Bismuth adjuvant ameliorates adverse effects of high-dose chemotherapy in patients with multiple myeloma and malignant lymphoma undergoing autologous stem cell transplantation: a randomised, double-blind, prospective pilot study
High-dose chemotherapy prior to autologous stem cell transplantation (ASCT) leads to adverse effects including mucositis, neutropenia and bacteremia. To reduce the toxicity, we treated myeloma and lymphoma patients with peroral bismuth as an adjuvant to chemotherapy to convey cytoprotection in non-malignant cells.
This trial was a prospective, randomised, double-blind, placebo-controlled pilot study of hematological inpatients (n = 50) receiving bismuth or placebo tablets, in order to identify any potential superiority of bismuth on toxicity from chemotherapy.

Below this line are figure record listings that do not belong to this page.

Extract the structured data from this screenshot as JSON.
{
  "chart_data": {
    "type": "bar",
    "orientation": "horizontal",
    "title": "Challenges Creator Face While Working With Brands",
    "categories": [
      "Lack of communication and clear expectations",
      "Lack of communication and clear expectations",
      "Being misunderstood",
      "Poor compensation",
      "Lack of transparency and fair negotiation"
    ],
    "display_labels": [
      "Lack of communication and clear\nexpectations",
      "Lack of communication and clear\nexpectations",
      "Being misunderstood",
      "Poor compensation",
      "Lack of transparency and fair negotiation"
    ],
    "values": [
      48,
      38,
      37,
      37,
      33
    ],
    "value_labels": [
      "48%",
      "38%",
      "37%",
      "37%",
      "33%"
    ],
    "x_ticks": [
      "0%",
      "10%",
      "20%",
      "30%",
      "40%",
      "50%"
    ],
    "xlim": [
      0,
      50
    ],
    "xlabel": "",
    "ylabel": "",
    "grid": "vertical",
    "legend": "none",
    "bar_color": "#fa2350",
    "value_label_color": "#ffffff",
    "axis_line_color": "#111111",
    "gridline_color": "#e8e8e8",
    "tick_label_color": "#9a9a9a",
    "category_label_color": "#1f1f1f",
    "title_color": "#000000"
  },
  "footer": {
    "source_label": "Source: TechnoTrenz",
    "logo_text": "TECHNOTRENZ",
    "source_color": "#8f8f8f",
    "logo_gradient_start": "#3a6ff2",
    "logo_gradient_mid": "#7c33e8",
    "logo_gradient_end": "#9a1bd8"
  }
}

We show for the first time that bismuth significantly reduces grade 2 stomatitis, febrile neutropenia and infections caused by melphalan in multiple myeloma, where adverse effects also were significantly linked to gender. In lymphoma patients, bismuth significantly reduces diarrhoea relative to placebo. Also, lymphoma patients’ adverse effects were linked to gender. For the first time, bismuth is demonstrated as a safe strategy against chemotherapy’s toxicity without interfering with intentional anti-cancer efficiency. Also, we show how gender significantly influences various adverse effects and response to treatment in both multiple myeloma and malignant lymphomas.
These results may impact clinical prevention of chemotherapy’s cytotoxicity in certain patient groups, and also, this study may direct further attention towards the impact of gender during the course and treatment outcome of malignant disorders.